How Many Bitcoins Are Lost Forever?
No current Tier 1 primary source publishes a defensible “lost bitcoins” estimate. The one provable on-chain supply reduction is the Block 124,724 anomaly, where the miner underpaid the reward by 1 satoshi and destroyed the block’s fees; the Bitcoin Wiki documents this as one of only two known reductions in total mined supply. Long-term dormant supply is observable on-chain, but on-chain dormancy is not proof of loss: a 10-year-old address can spend tomorrow.
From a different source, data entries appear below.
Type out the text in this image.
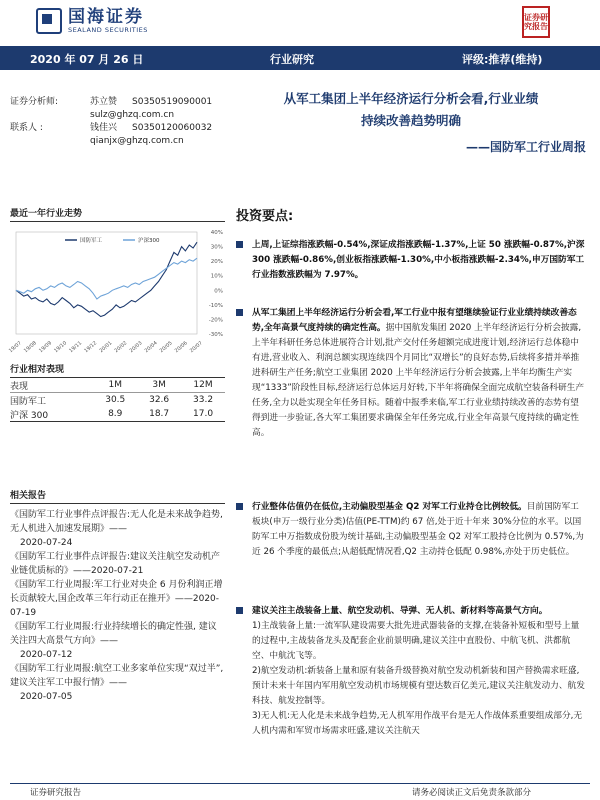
国海证券
SEALAND SECURITIES
证券研究报告
2020 年 07 月 26 日	行业研究	评级:推荐(维持)
证券分析师:	苏立赞	S0350519090001
sulz@ghzq.com.cn
联系人 :	钱佳兴	S0350120060032
qianjx@ghzq.com.cn
最近一年行业走势
40%
30%
20%
10%
0%
-10%
-20%
-30%
19/07 19/08 19/09 19/10 19/11 19/12 20/01 20/02 20/03 20/04 20/05 20/06 20/07
国防军工	沪深300
行业相对表现
表现	1M	3M	12M
国防军工	30.5	32.6	33.2
沪深 300	8.9	18.7	17.0
相关报告
《国防军工行业事件点评报告:无人化是未来战争趋势,无人机进入加速发展期》——
2020-07-24
《国防军工行业事件点评报告:建议关注航空发动机产业链优质标的》——2020-07-21
《国防军工行业周报:军工行业对央企 6 月份利润正增长贡献较大,国企改革三年行动正在推开》——2020-07-19
《国防军工行业周报:行业持续增长的确定性强, 建议关注四大高景气方向》——
2020-07-12
《国防军工行业周报:航空工业多家单位实现“双过半”,建议关注军工中报行情》——
2020-07-05
从军工集团上半年经济运行分析会看,行业业绩
持续改善趋势明确
——国防军工行业周报
投资要点:

上周,上证综指涨跌幅-0.54%,深证成指涨跌幅-1.37%,上证 50 涨跌幅-0.87%,沪深 300 涨跌幅-0.86%,创业板指涨跌幅-1.30%,中小板指涨跌幅-2.34%,申万国防军工行业指数涨跌幅为 7.97%。

从军工集团上半年经济运行分析会看,军工行业中报有望继续验证行业业绩持续改善态势,全年高景气度持续的确定性高。据中国航发集团 2020 上半年经济运行分析会披露,上半年科研任务总体进展符合计划,批产交付任务超额完成进度计划,经济运行总体稳中有进,营业收入、利润总额实现连续四个月同比“双增长”的良好态势,后续将多措并举推进科研生产任务;航空工业集团 2020 上半年经济运行分析会披露,上半年均衡生产实现“1333”阶段性目标,经济运行总体运月好转,下半年将确保全面完成航空装备科研生产任务,全力以赴实现全年任务目标。随着中报季来临,军工行业业绩持续改善的态势有望得到进一步验证,各大军工集团要求确保全年任务完成,行业全年高景气度持续的确定性高。

行业整体估值仍在低位,主动偏股型基金 Q2 对军工行业持仓比例较低。目前国防军工板块(申万一级行业分类)估值(PE-TTM)约 67 倍,处于近十年来 30%分位的水平。以国防军工申万指数成份股为统计基础,主动偏股型基金 Q2 对军工股持仓比例为 0.57%,为近 26 个季度的最低点;从超低配情况看,Q2 主动持仓低配 0.98%,亦处于历史低位。

建议关注主战装备上量、航空发动机、导弹、无人机、新材料等高景气方向。

1)主战装备上量:一流军队建设需要大批先进武器装备的支撑,在装备补短板和型号上量的过程中,主战装备龙头及配套企业前景明确,建议关注中直股份、中航飞机、洪都航空、中航沈飞等。

2)航空发动机:新装备上量和原有装备升级替换对航空发动机新装和国产替换需求旺盛,预计未来十年国内军用航空发动机市场规模有望达数百亿美元,建议关注航发动力、航发科技、航发控制等。

3)无人机:无人化是未来战争趋势,无人机军用作战平台是无人作战体系重要组成部分,无人机内需和军贸市场需求旺盛,建议关注航天

证券研究报告	请务必阅读正文后免责条款部分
Coverage of cold-storage UTXO behavior sits in the dormancy section above rather than a fabricated point estimate here.
What Happens When All Bitcoins Are Mined?
Bitcoin.org’s official FAQ states that the number of new bitcoins created each year is automatically halved over time until bitcoin issuance halts completely with a total of 21 million bitcoins in existence, at which point Bitcoin miners will probably be supported exclusively by numerous small transaction fees. The schedule reaches that point asymptotically around 2140, with the bulk of supply already in circulation well before the final era.
Conclusion
Bitcoin’s supply story in 2026 is a story of arithmetic on schedule. 20,047,481 of 21,000,000 coins are already mined, with 952,519 BTC still to be issued across the next 115 years of halving cycles before the network reaches its asymptotic limit around May 7, 2140. The Era 5 issuance pace of roughly 164,062 BTC per year now sits below the Federal Reserve’s long-run USD inflation target, a structural reframe that institutional custodians, ETF issuers, and policy researchers cite when they describe Bitcoin’s monetary properties.
The schedule completes mathematically regardless of price action: at the snapshot $59,621 spot and $1.20 trillion market capitalization, the difficulty mechanism continues to retarget every 2,016 blocks, the chain continues to advance roughly 144 blocks per day, and Era 6 will arrive on block 1,050,000 with or without further drawdowns from the $126,080 October 2025 all-time high. For readers tracking the supply clock, the block-height counter is the protocol’s measure of where the network sits inside its own issuance plan.